The content focus signed the demand for heat-fuel for battery-operated mini-practitioners as an example of the problem, suggesting over seven million last year.
About £ 8m light-up was spent on toilet seats, mini karaoke machines and LED balloons, the group calculation was also suggested.
Overall, consumer expenses on fast tech have been quadrupled to £ 11.6bn since 2023, survey conducted for suggested material focus.
The boom can be rapidly as rapid increase in fashion with “similar negative effects”, Professor Catherine Johnson-Boy wrote in the declaration of conclusions.
Although the price of fast tech may be lower than one pound, the valuable material can still be locked in cut-pris gadgets.
A previous report by content focus Overall, the junk may have more than 38,000 tonnes of copper in the so -called “Doom’s drawer”.
Mining of materials used by tech gadgets can be environmentally harmful, and yet, experts say, such elements will be important because nations want to infection in low carbon technologies.
Material focus, whose boards include business bodies representing manufacturers of home appliances, and light construction, argued that consumers need to be more thoughtful,
“We had fast food, then fast fashion, now fast tech”, Scott Butler, the Executive Director of the group wrote.
He urged consumers to “think before buying your latest fast take items, and if you really need it”.
Unwanted technology should always be recycled, Mr. Butler argued. However, surveys conducted for the group suggests that more than half of the fasting ends in bin or unused.
Repair and recycle
The Ellen of the Ellen McArther Foundation that promotes the idea of a “circular economy” based on re -use and recycling, said the charity believes that the problem of fast takes can be cured.
He said, “It is easy to think about these rapid use patterns, disposal as unavoidable, but they are a recent symptoms that have intensified in the last 50 years”, he told the BBC.
He said that there was already a rapid growing market for some durable, reuse and renewed electronics.
He said that policy tools such as right to repair and extended manufacturer can encourage better design, as well as new practices in collection, repair and resale.

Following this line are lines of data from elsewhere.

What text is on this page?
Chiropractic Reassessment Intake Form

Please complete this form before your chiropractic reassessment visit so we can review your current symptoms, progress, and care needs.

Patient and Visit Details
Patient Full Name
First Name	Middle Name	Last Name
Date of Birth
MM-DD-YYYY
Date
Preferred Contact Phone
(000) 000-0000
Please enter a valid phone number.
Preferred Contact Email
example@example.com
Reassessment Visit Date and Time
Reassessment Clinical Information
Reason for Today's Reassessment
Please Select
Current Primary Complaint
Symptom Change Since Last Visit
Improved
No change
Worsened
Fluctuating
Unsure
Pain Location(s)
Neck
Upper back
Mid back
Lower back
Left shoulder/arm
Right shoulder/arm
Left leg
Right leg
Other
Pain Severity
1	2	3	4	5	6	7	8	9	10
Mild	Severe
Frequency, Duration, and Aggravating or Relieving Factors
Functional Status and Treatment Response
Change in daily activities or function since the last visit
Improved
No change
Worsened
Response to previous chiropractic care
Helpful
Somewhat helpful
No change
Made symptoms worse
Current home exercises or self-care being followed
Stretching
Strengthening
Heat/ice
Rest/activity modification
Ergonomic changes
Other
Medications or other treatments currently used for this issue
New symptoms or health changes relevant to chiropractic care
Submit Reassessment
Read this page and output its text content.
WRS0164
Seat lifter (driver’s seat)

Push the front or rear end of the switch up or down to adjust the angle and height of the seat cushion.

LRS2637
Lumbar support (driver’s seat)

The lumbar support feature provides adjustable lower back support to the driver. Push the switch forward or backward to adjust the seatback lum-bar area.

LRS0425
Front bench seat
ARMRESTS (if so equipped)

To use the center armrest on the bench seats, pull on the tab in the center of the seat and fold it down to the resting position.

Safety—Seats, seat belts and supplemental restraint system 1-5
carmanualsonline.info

Others throw light on how the goods need to be manufactured in this way that helps consumers to make permanent options.
Laura Burley in Greenpeace UK, the lead of plastic expeditions told the BBC that a combination of plastic and electrical components created a fasting “a toxic cocktail that is very difficult to recycle”.
The fact is that for repairing such a cheap technique or to increase the problem said by it.
It is often dumped on poor countries when plastic and electronic waste is thrown.
The solution was “a circular economy where manufacturers are responsible for the full life cycle of their products, and are encouraged to make them easier to repair”.
Consumers can help by not purchasing fast tech – “manual fans or an open window work as well” he said.